"ЯРОСЛАВ МУДРЫЙ"

(пьеса И. Кочерги в Харьковском театре имени Т.Г. Шевченко)*

 

Старинная русская летопись "Повесть временных лет" рас­сказывает нам о завещании князя Ярослава Мудрого своим детям: избегать распрей, жить в единстве, ибо иначе "погубите землю отец своих и дед своих", созданную и собранную "тру­дом великим" многих поколений. В этих патриотических сло­вах — смысл жизни и борьбы крупнейшего государственно­го деятеля XI века князя Ярослава. Он объединил все русские земли, в огромной мере способствовал развитию культуры, созданию сильной государственности, которая могла бы уберечь  народ от нападения иноземных хищников. А это было нелегким делом в условиях возраставшей феодальной раздробленности. Зоркий, дальновидный политик, князь спасает от распада Польшу, на которую зарился германский император, хотя незадолго до этого поляки вторгались на Русь, поддерживая врагов Ярослава.Здание Государственного академического театра имени Т.Г. Шевченко  и Сцена из спектакля "Ярослав Мудрый" по пьесе И. Кочерги

Исторически правильная оценка роли Ярослава и Киевской Руси как мощного, культурного государства, сыгравшего выдающуюся роль в развитии всей будущей европейской циви­лизации, легла в основу новой пьесы И.Кочерги "Ярослав Мудрый". Но для создания художественного, а тем более дра­матического произведения, нужно было воплотить эту верную идею в образах и действии. Иначе писатель рискует вместо типического и конкретного героя вывести голую абстракцию. Бывает и худший случай — когда расстановка и конфликты дей­ствующих лиц, если не исказят, то сделают художественно неубе­дительным или неясным, двусмысленным замысел автора.

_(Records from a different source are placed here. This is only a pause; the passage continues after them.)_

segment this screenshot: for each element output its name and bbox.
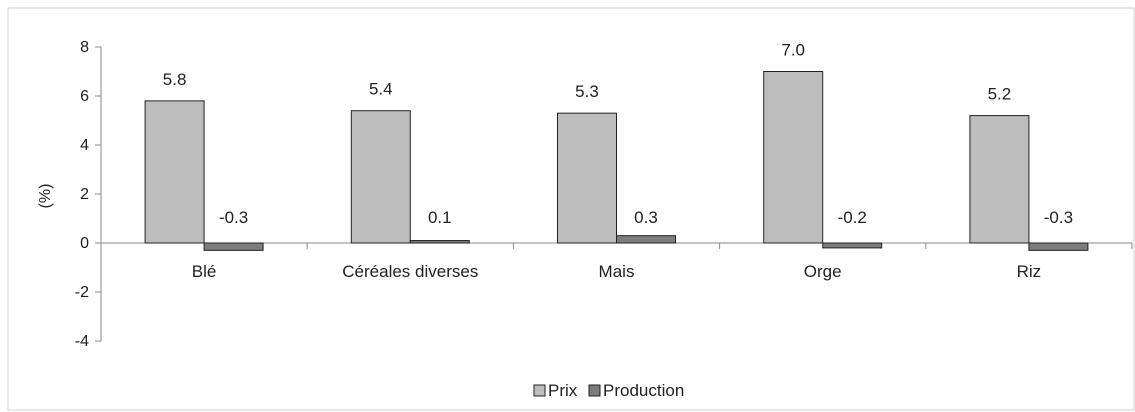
data-label-prix-4: 5.2: [988, 85, 1012, 104]
y-tick-label: -4: [75, 333, 89, 350]
y-axis-label: (%): [37, 184, 54, 209]
legend-swatch-production: [588, 384, 601, 397]
bar-production-0: [203, 242, 264, 251]
bar-prix-0: [144, 100, 205, 244]
data-label-prix-1: 5.4: [369, 80, 393, 99]
data-label-prix-3: 7.0: [781, 41, 805, 60]
y-tick-label: -2: [75, 284, 89, 301]
bar-prix-4: [969, 115, 1030, 244]
data-label-production-3: -0.2: [838, 208, 867, 227]
category-label-3: Orge: [804, 262, 842, 281]
legend-swatch-prix: [533, 384, 546, 397]
data-label-production-4: -0.3: [1044, 208, 1073, 227]
data-label-production-1: 0.1: [428, 208, 452, 227]
bar-prix-3: [763, 71, 824, 244]
y-tick-label: 0: [80, 235, 89, 252]
category-label-0: Blé: [192, 262, 217, 281]
legend-label-prix: Prix: [548, 381, 578, 400]
y-tick-label: 2: [80, 186, 89, 203]
y-tick-label: 6: [80, 88, 89, 105]
data-label-prix-0: 5.8: [163, 70, 187, 89]
data-label-prix-2: 5.3: [575, 82, 599, 101]
bar-production-2: [616, 235, 676, 244]
category-label-1: Céréales diverses: [342, 262, 478, 281]
bar-production-4: [1028, 242, 1089, 251]
bar-production-3: [822, 242, 883, 249]
legend: Prix Production: [533, 381, 684, 400]
y-tick-label: 4: [80, 137, 89, 154]
y-tick-label: 8: [80, 39, 89, 56]
legend-label-production: Production: [603, 381, 684, 400]
category-label-4: Riz: [1017, 262, 1042, 281]
bar-prix-2: [557, 112, 617, 244]
bar-production-1: [409, 240, 470, 244]
plot-area: -4 -2 0 2 4 6 8 5.8 -0.3 Blé 5.4 0.1 Céréales divers…: [75, 39, 1133, 350]
category-label-2: Mais: [599, 262, 635, 281]
bar-prix-1: [350, 110, 411, 244]
data-label-production-2: 0.3: [634, 208, 658, 227]
data-label-production-0: -0.3: [219, 208, 248, 227]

Как же справился со своей трудной задачей наш драма­тург? И. Кочерга предпочел жанру исторической хроники дра­матическую поэму, приближающуюся к трагедии. Такую попытку, разумеется, можно лишь приветствовать, как и понят­ный, особенно в подобных случаях, поэтический домысел ряда образов и событий, быть может, не существовавших в истории.

Здесь необходимо лишь одно: чтобы изображаемые конфлик­ты, соответствуя духу эпохи и являясь типичными для нее, наи­более полно раскрывали смысл жизни и деятельности героя.

Пьеса рисует несколько драматических столкновений, в ко­торых участвует Ярослав: княжий суд над варяжским дружин­ником — убийцей крестьянина; заговор варягов во главе с Ингигердой против Ярослава; выход замуж дочери Ярослава за варяга Гаральда; спор князя с Микитой — сыном новгородско­го посадника Коснятина. Как видим, основное в деятельности исторического Ярослава — борьба с удельными князьями; сложные дипломатические, торговые и военные взаимоотно­шения с другими государствами — осталось вне пьесы, и о них лишь мельком упоминает Ярослав в своих монологах. А ведь как раз этими делами определилась выдающаяся роль князя и созданной им державы!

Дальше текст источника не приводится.